Is federal policy the answer to the country's years-old housing affordability crisis?

Canada's two-year housing ban on foreign homebuyers takes effect

Prime Minister Justin Trudeau’s promised two-year ban on foreigners buying homes in Canada has taken effect.

The housing ban, proposed as early as 2021 during the election period, was a clear if not drastic solution to Canada’s worsening housing crisis. The average home price in Canada now sitting at $777,200 – at least 11 times the median household income after taxes, BBC News reported.

The Canadian housing market has become one of the least affordable in the world, with house-price-to-income ratios worse than New Zealand, the US, and the UK property markets, according to a Statista analysis.

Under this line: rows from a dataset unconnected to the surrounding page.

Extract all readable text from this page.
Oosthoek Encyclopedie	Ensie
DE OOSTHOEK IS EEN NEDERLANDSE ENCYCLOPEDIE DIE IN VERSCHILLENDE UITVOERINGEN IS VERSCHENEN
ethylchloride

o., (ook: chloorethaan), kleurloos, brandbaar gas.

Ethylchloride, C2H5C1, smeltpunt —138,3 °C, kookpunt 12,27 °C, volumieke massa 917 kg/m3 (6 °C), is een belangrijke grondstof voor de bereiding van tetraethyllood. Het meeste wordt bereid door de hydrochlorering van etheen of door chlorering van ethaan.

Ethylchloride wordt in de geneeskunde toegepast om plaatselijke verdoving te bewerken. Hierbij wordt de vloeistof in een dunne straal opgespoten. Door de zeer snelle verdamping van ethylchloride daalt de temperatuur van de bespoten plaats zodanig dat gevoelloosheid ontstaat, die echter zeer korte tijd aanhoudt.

Housing affordability in Canada has been a brewing concern for years among experts, including RBC economists who have repeatedly sounded the alarm on the issue.

The two-year ban prohibits non-Canadian citizens or permanent residents from buying non-recreational residential properties, imposing a $10,000 fine on violators.

Just days before the ban came into effect on January 1, the government announced exceptions to the two-year housing ban, which included international students who have been in Canada for at least five years, refugees, and people with temporary work permits, in addition to permanent residents.

Despite the favourable response in Canada and clamour for similar prohibitions elsewhere the ban has garnered, some question whether a housing ban on foreign buyers could have any real effect on the country’s housing crisis. Non-Canadian residents constituted below 6% of homeowners in Ontario and British Columbia, where home prices are highest across the country.

Federal housing minister Ahmed Hussen said the ban sought to discourage buyers from viewing homes as commercial investments rather than places to reside and raise a family, BBC News reported.

"Through this legislation, we're taking action to ensure that housing is owned by Canadians for the benefit of everyone who lives in this country," Hussen said in a statement.

While Canadian home values dipped slightly in 2022, they remained almost 50% higher than the prices recorded ten years ago, when the average price of a home sat at $522,951. Meanwhile, the median Canadian household income after taxes rose by less than 10% from 2015 to 2022.

The ban has still not stopped inflation-adjusted home prices from continuing to creep upward, BBC News reported.

Other measures made to curb foreign homeownership include designated areas where non-residents are barred from buying homes, foreign-buyer fees, and conditional purchase requirements – such as limiting the purchase of residential property to vacant lots and new buildings.